Within this structure, Users can adopt the content and complexity of their experience to meet their defined needs.

53: Structured tasks meet an important requirement for effective adult learning. Adults when learning need to know:

  • Why they are learning something
  • What they are about to learn
  • How they are going to learn it.

Simulators effectively meet adult learning needs.

54: Simulators are essentially an Action Learning Experience, but with Multi Media capabilities, they offer a complete set of Conceptual Knowledge, Sensory Knowledge and Error Avoidance Comprehensive Feedback.

55: Simulators deliver Objective Assessment of Learning Needs, thereby intrinsically motivating the learner to readily accept gaps in his/her Knowledge and Skills

56: Simulation Centers offer what a single mannequin cannot, i.e. “A realistic and versatile setting to train in an environment in which Physicians, Nurses and staff can fine tune the Cooperation and Team Work and speed needed to respond effectively to the reactions of the patients, that mannequins replace.

57: Simulators do not become tired or embarrassed or behave unpredictably (as real or ill patients may) and therefore they provide a standardized experience for all trainees.

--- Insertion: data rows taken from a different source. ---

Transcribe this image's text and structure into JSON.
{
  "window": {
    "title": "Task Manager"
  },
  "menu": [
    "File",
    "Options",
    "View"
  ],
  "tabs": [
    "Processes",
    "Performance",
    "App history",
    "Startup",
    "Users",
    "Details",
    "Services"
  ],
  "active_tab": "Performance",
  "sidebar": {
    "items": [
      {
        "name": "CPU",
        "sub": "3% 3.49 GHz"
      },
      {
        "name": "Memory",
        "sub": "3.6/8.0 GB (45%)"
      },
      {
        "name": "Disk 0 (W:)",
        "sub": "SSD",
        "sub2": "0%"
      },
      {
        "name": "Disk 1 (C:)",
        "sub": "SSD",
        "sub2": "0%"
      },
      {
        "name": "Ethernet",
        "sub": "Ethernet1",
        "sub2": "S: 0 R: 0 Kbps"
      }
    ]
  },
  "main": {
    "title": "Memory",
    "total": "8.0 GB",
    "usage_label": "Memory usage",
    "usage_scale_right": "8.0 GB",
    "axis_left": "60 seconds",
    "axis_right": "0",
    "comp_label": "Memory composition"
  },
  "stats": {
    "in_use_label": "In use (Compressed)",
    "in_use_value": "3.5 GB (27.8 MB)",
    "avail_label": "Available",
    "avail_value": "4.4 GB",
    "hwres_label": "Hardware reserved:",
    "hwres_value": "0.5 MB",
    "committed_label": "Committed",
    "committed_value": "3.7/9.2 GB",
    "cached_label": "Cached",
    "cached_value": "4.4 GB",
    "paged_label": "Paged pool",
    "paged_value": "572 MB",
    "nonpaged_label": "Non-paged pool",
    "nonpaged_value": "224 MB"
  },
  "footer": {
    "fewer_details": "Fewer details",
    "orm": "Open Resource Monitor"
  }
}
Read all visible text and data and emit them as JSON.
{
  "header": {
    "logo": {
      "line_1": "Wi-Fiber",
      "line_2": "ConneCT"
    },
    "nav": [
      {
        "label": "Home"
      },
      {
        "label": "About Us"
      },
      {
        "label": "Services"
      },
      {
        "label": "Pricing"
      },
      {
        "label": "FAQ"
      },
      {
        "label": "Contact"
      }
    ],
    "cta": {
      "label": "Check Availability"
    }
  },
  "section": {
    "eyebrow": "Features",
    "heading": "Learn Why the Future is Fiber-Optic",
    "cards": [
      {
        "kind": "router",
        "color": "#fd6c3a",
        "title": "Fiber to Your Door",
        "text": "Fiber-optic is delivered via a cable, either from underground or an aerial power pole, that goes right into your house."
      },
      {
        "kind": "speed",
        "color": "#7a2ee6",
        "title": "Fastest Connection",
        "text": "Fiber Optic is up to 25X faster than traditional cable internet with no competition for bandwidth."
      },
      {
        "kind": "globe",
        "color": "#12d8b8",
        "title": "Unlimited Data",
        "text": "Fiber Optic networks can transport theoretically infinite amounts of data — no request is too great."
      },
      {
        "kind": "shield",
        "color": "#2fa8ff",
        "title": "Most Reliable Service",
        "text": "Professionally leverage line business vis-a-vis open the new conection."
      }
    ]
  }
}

58: Mastery of Clinical Tasks involving innovative Diagnostic and Therapeutic technologies for example deployment of medical devices via Minimally invasive or endovascular techniques, often follow a steep learning curve with

As technologies improve and newer ones are adopted, newer learning techniques and methodologies will evolve simulators with greater anthropomorphic characteristics and realistic human responses to a variety of clinical presentations.